"The only logical inference from what we've been saying is that it hasn't. But I don't ask you to accept it on that account. May I read now, my dear?"
"Yes, you may read now," said Mrs. Corey, with one of those sighs which perhaps express a feminine sense of the unsatisfactoriness of husbands in general, rather than a personal discontent with her own.
"Thank you, my dear; then I think I'll smoke too," said Bromfield Corey, lighting a cigar.
She left him in peace, and she made no further attempt upon her son's confidence. But she was not inactive for that reason. She did not, of course, admit to herself, and far less to others, the motive with which she went to pay an early visit to the Laphams, who had now come up from Nantasket to Nankeen Square. She said to her daughters that she had always been a little ashamed of using her acquaintance with them to get money for her charity, and then seeming to drop it. Besides, it seemed to her that she ought somehow to recognise the business relation that Tom had formed with the father; they must not think that his family disapproved of what he had done. "Yes, business is business," said Nanny, with a laugh. "Do you wish us to go with you again?"
"No; I will go alone this time," replied the mother with dignity.
Her coupe now found its way to Nankeen Square without difficulty, and she sent up a card, which Mrs. Lapham received in the presence of her daughter Penelope.
"I presume I've got to see her," she gasped.
"Well, don't look so guilty, mother," joked the girl; "you haven't been doing anything so VERY wrong."
"It seems as if I HAD. I don't know what's come over me. I wasn't afraid of the woman before, but now I don't seem to feel as if I could look her in the face. He's been coming here of his own accord, and I fought against his coming long enough, goodness knows. I didn't want him to come. And as far forth as that goes, we're as respectable as they are; and your father's got twice their money, any day. We've no need to go begging for their favour. I guess they were glad enough to get him in with your father."
"Yes, those are all good points, mother," said the girl; "and if you keep saying them over, and count a hundred every time before you speak, I guess you'll worry through."
Mrs. Lapham had been fussing distractedly with her hair and ribbons, in preparation for her encounter with Mrs. Corey. She now drew in a long quivering breath, stared at her daughter without seeing her, and hurried downstairs. It was true that when she met Mrs. Corey before she had not been awed by her; but since then she had learned at least her own ignorance of the world, and she had talked over the things she had misconceived and the things she had shrewdly guessed so much that she could not meet her on the former footing of equality. In spite of as brave a spirit and as good a conscience as woman need have, Mrs. Lapham cringed inwardly, and tremulously wondered what her visitor had come for. She turned from pale to red, and was hardly coherent in her greetings; she did not know how they got to where Mrs. Corey was saying exactly the right things about her son's interest and satisfaction in his new business, and keeping her eyes fixed on Mrs. Lapham's, reading her uneasiness there, and making her feel, in spite of her indignant innocence, that she had taken a base advantage of her in her absence to get her son away from her and marry him to Irene. Then, presently, while this was painfully revolving itself in Mrs. Lapham's mind, she was aware of Mrs. Corey's asking if she was not to have the pleasure of seeing Miss Irene.

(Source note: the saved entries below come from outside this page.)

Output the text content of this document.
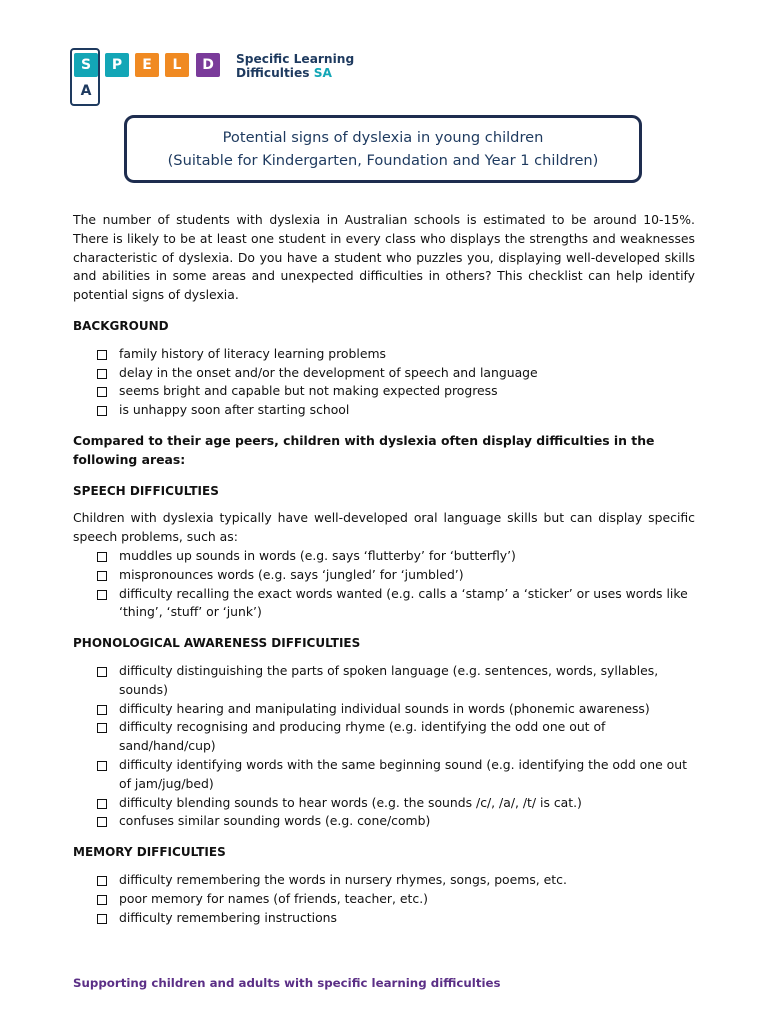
S
A
P	E	L	D	Specific Learning
Difficulties SA
Potential signs of dyslexia in young children
(Suitable for Kindergarten, Foundation and Year 1 children)

The number of students with dyslexia in Australian schools is estimated to be around 10-15%. There is likely to be at least one student in every class who displays the strengths and weaknesses characteristic of dyslexia. Do you have a student who puzzles you, displaying well-developed skills and abilities in some areas and unexpected difficulties in others? This checklist can help identify potential signs of dyslexia.

BACKGROUND

family history of literacy learning problems
delay in the onset and/or the development of speech and language
seems bright and capable but not making expected progress
is unhappy soon after starting school

Compared to their age peers, children with dyslexia often display difficulties in the following areas:

SPEECH DIFFICULTIES

Children with dyslexia typically have well-developed oral language skills but can display specific speech problems, such as:

muddles up sounds in words (e.g. says ‘flutterby’ for ‘butterfly’)
mispronounces words (e.g. says ‘jungled’ for ‘jumbled’)
difficulty recalling the exact words wanted (e.g. calls a ‘stamp’ a ‘sticker’ or uses words like ‘thing’, ‘stuff’ or ‘junk’)

PHONOLOGICAL AWARENESS DIFFICULTIES

difficulty distinguishing the parts of spoken language (e.g. sentences, words, syllables, sounds)
difficulty hearing and manipulating individual sounds in words (phonemic awareness)
difficulty recognising and producing rhyme (e.g. identifying the odd one out of sand/hand/cup)
difficulty identifying words with the same beginning sound (e.g. identifying the odd one out of jam/jug/bed)
difficulty blending sounds to hear words (e.g. the sounds /c/, /a/, /t/ is cat.)
confuses similar sounding words (e.g. cone/comb)

MEMORY DIFFICULTIES

difficulty remembering the words in nursery rhymes, songs, poems, etc.
poor memory for names (of friends, teacher, etc.)
difficulty remembering instructions
Supporting children and adults with specific learning difficulties
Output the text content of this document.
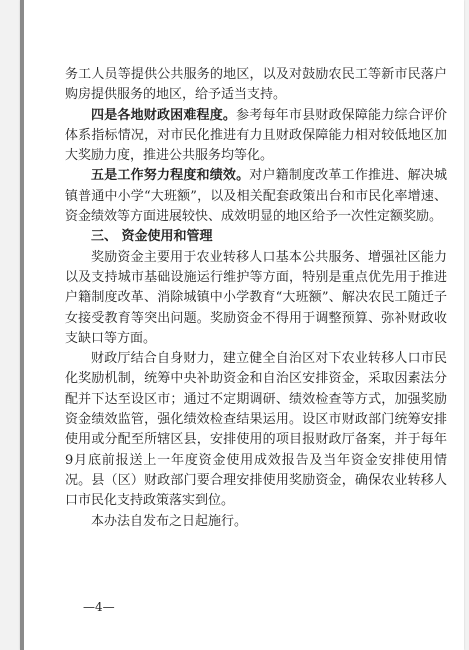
务工人员等提供公共服务的地区，以及对鼓励农民工等新市民落户购房提供服务的地区，给予适当支持。

四是各地财政困难程度。参考每年市县财政保障能力综合评价体系指标情况，对市民化推进有力且财政保障能力相对较低地区加大奖励力度，推进公共服务均等化。

五是工作努力程度和绩效。对户籍制度改革工作推进、解决城镇普通中小学“大班额”，以及相关配套政策出台和市民化率增速、资金绩效等方面进展较快、成效明显的地区给予一次性定额奖励。

三、 资金使用和管理

奖励资金主要用于农业转移人口基本公共服务、增强社区能力以及支持城市基础设施运行维护等方面，特别是重点优先用于推进户籍制度改革、消除城镇中小学教育“大班额”、解决农民工随迁子女接受教育等突出问题。奖励资金不得用于调整预算、弥补财政收支缺口等方面。

财政厅结合自身财力，建立健全自治区对下农业转移人口市民化奖励机制，统筹中央补助资金和自治区安排资金，采取因素法分配并下达至设区市；通过不定期调研、绩效检查等方式，加强奖励资金绩效监管，强化绩效检查结果运用。设区市财政部门统筹安排使用或分配至所辖区县，安排使用的项目报财政厅备案，并于每年9月底前报送上一年度资金使用成效报告及当年资金安排使用情况。县（区）财政部门要合理安排使用奖励资金，确保农业转移人口市民化支持政策落实到位。

本办法自发布之日起施行。

—4—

"No; she's out, just now," said Mrs. Lapham. "I don't know just when she'll be in. She went to get a book." And here she turned red again, knowing that Irene had gone to get the book because it was one that Corey had spoken of.
"Oh! I'm sorry," said Mrs. Corey. "I had hoped to see her. And your other daughter, whom I never met?"
"Penelope?" asked Mrs. Lapham, eased a little. "She is at home. I will go and call her." The Laphams had not yet thought of spending their superfluity on servants who could be rung for; they kept two girls and a man to look after the furnace, as they had for the last ten years. If Mrs. Lapham had rung in the parlour, her second girl would have gone to the street door to see who was there. She went upstairs for Penelope herself, and the girl, after some rebellious derision, returned with her.
Mrs. Corey took account of her, as Penelope withdrew to the other side of the room after their introduction, and sat down, indolently submissive on the surface to the tests to be applied, and following Mrs. Corey's lead of the conversation in her odd drawl.
"You young ladies will be glad to be getting into your new house," she said politely.
"I don't know," said Penelope. "We're so used to this one."
Mrs. Corey looked a little baffled, but she said sympathetically, "Of course, you will be sorry to leave your old home."
Mrs. Lapham could not help putting in on behalf of her daughters: "I guess if it was left to the girls to say, we shouldn't leave it at all."